Walnut Street Students Hold Health Fair at Wellmark
Yes, Tyra Miller is a 5th grader and yes she did once contract fifth disease, but she was a precocious patient, enduring the viral ailment marked by a rash when she was a mere 2nd grader. How did it get its unimaginative name? It just happened to be the fifth isolated pediatric infection that was known to produce a fever and rash. That’s why it’s commonly referred to so blandly instead of the fancy medical name erythema infectiosum or the laymanlier but misleading slapped cheeks disease. Maybe you’ve heard of its cousin, measles.
Everything you always wanted to know about fifth disease but were afraid to ask was just one portion of all the wellness information that was served up yesterday by Tyra and her classmates at the Walnut Street School Health Fair hosted by Wellmark Blue Cross and Blue Shield.
Wellmark Chairman and CEO John Forsyth thinks it’s important to engage young people in conversations about health and well-being. “I am proud that Wellmark employees assisted these students by providing feedback and encouragement as they presented their health fair projects,” he said. “We are glad to have the opportunity to work with the Walnut Street School on this great activity.”
The students presented on health related topics of their choice, ranging from foot fungus to liver disease. Each student created a display. For instance, Fiona Donnelly’s exhibit about Sudden Infant Death Syndrome (SIDS) featured a small crib with a baby doll so Fiona could demonstrate the proper way to lay an infant down for a nap.
“Our students appreciate the opportunity to present their projects to Wellmark experts,” said Amy Taylor, Instructional Coach/IB Coordinator at WSS. “This health fair is the summative project for their Who We Are unit of inquiry within our International Baccalaureate curriculum.”

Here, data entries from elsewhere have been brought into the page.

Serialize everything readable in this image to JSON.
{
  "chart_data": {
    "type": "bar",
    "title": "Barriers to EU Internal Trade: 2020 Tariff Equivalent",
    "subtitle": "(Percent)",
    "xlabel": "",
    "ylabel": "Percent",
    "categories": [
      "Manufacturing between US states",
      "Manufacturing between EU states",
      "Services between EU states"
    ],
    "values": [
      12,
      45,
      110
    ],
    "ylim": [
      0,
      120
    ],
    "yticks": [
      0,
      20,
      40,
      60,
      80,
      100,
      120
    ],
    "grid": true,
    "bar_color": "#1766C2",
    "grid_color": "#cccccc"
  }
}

The health fair is an annual event, and the culmination of a unit on how health systems contribute to wellness. The students spent several weeks researching their topics and developing their presentations. Dr. William Jagiello, Wellmark Medical Director, provided guidance, and assisted the students with their projects.
The health fair was held outside Wellmark’s Blues Café in their beautiful new headquarters just blocks away from WSS during the lunch hour, but not even the inclusion of an exhibit on food poisoning drove any business away. A steady stream of employees was happy to run the gamut of exhibitors and listen to their presentations. Maybe some of them even made healthier choices in the chow line.